From the perspective of industry segmentation, the industry boom of 2022q1 has moved from differentiation to convergence. 1) The revenue growth and profit growth of the cyclical sector both fell, leaving only gold and coal with performance toughness; The proportion of single quarter net profit of the cycle sector in the whole a fell from a high level, ending the continuous upward trend in the past two years. 2) In the midstream manufacturing industry, the profit growth rate of traditional manufacturing industry has fallen for four consecutive quarters. The profit growth rate of high-end manufacturing industries such as military industry and electrical equipment is the same. Last year, the contrarian rise of 2021q3 has not been maintained so far. 3) In the consumption sector, the growth rate of the net profit of traditional Chinese medical devices, Baijiu and white household appliances increased month on month. The growth rate of the net profit of other mandatory consumer industries fell by about 10PCT, and the growth rate of the net profit of other optional consumer industries fell by about 30pct.
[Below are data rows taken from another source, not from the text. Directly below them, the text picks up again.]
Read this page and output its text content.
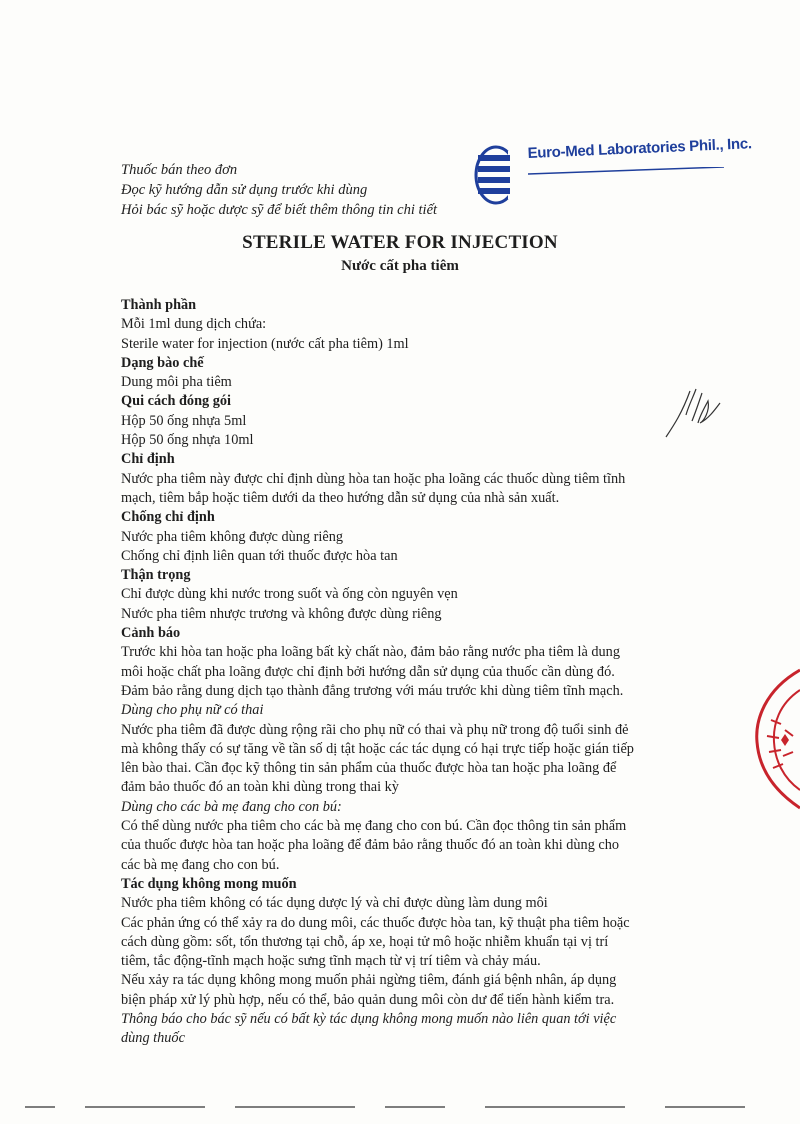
Thuốc bán theo đơn

Đọc kỹ hướng dẫn sử dụng trước khi dùng

Hỏi bác sỹ hoặc dược sỹ để biết thêm thông tin chi tiết

Euro-Med Laboratories Phil., Inc.
STERILE WATER FOR INJECTION
Nước cất pha tiêm

Thành phần

Mỗi 1ml dung dịch chứa:

Sterile water for injection (nước cất pha tiêm) 1ml

Dạng bào chế

Dung môi pha tiêm

Qui cách đóng gói

Hộp 50 ống nhựa 5ml

Hộp 50 ống nhựa 10ml

Chỉ định

Nước pha tiêm này được chỉ định dùng hòa tan hoặc pha loãng các thuốc dùng tiêm tĩnh

mạch, tiêm bắp hoặc tiêm dưới da theo hướng dẫn sử dụng của nhà sản xuất.

Chống chỉ định

Nước pha tiêm không được dùng riêng

Chống chỉ định liên quan tới thuốc được hòa tan

Thận trọng

Chỉ được dùng khi nước trong suốt và ống còn nguyên vẹn

Nước pha tiêm nhược trương và không được dùng riêng

Cảnh báo

Trước khi hòa tan hoặc pha loãng bất kỳ chất nào, đảm bảo rằng nước pha tiêm là dung

môi hoặc chất pha loãng được chỉ định bởi hướng dẫn sử dụng của thuốc cần dùng đó.

Đảm bảo rằng dung dịch tạo thành đẳng trương với máu trước khi dùng tiêm tĩnh mạch.

Dùng cho phụ nữ có thai

Nước pha tiêm đã được dùng rộng rãi cho phụ nữ có thai và phụ nữ trong độ tuổi sinh đẻ

mà không thấy có sự tăng về tần số dị tật hoặc các tác dụng có hại trực tiếp hoặc gián tiếp

lên bào thai. Cần đọc kỹ thông tin sản phẩm của thuốc được hòa tan hoặc pha loãng để

đảm bảo thuốc đó an toàn khi dùng trong thai kỳ

Dùng cho các bà mẹ đang cho con bú:

Có thể dùng nước pha tiêm cho các bà mẹ đang cho con bú. Cần đọc thông tin sản phẩm

của thuốc được hòa tan hoặc pha loãng để đảm bảo rằng thuốc đó an toàn khi dùng cho

các bà mẹ đang cho con bú.

Tác dụng không mong muốn

Nước pha tiêm không có tác dụng dược lý và chỉ được dùng làm dung môi

Các phản ứng có thể xảy ra do dung môi, các thuốc được hòa tan, kỹ thuật pha tiêm hoặc

cách dùng gồm: sốt, tổn thương tại chỗ, áp xe, hoại tử mô hoặc nhiễm khuẩn tại vị trí

tiêm, tắc động-tĩnh mạch hoặc sưng tĩnh mạch từ vị trí tiêm và chảy máu.

Nếu xảy ra tác dụng không mong muốn phải ngừng tiêm, đánh giá bệnh nhân, áp dụng

biện pháp xử lý phù hợp, nếu có thể, bảo quản dung môi còn dư để tiến hành kiểm tra.

Thông báo cho bác sỹ nếu có bất kỳ tác dụng không mong muốn nào liên quan tới việc

dùng thuốc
The return on net assets of all a continued to fall, and the asset turnover rate and equity multiplier together constituted a drag.
Roe (TTM) of all A-Shares (non-financial two oil) was 7.31%, which has fallen for three consecutive quarters, but the decline in 2022q1 slowed down. From the impact factors of roe, the net profit margin of all A-Shares (non-financial two oil) increased slightly month on month compared with the end of last year, the equity multiplier decreased by 0.032 month on month, and the asset turnover rate decreased by 0.002 month on month.
1) in terms of sectors, the upstream periodic sector is the only sector whose roe is still rising, but the upward slope slows down. The roe margin of the required consumption sector stabilizes. For the first time, the roe of TMT sector decreased month on month, and the decline of roe of optional consumption sector did not converge. 2) In terms of subdivided industries, the industries in which roe continues to rise include mining, chemical industry, non-ferrous metals, electrical equipment and national defense industry. However, compared with history, by 2022q1, the number of industries in which roe can rise for several consecutive periods has been significantly reduced. The industries in which roe weakened for the first time in this quarter include textile and clothing, leisure services, electronics and media.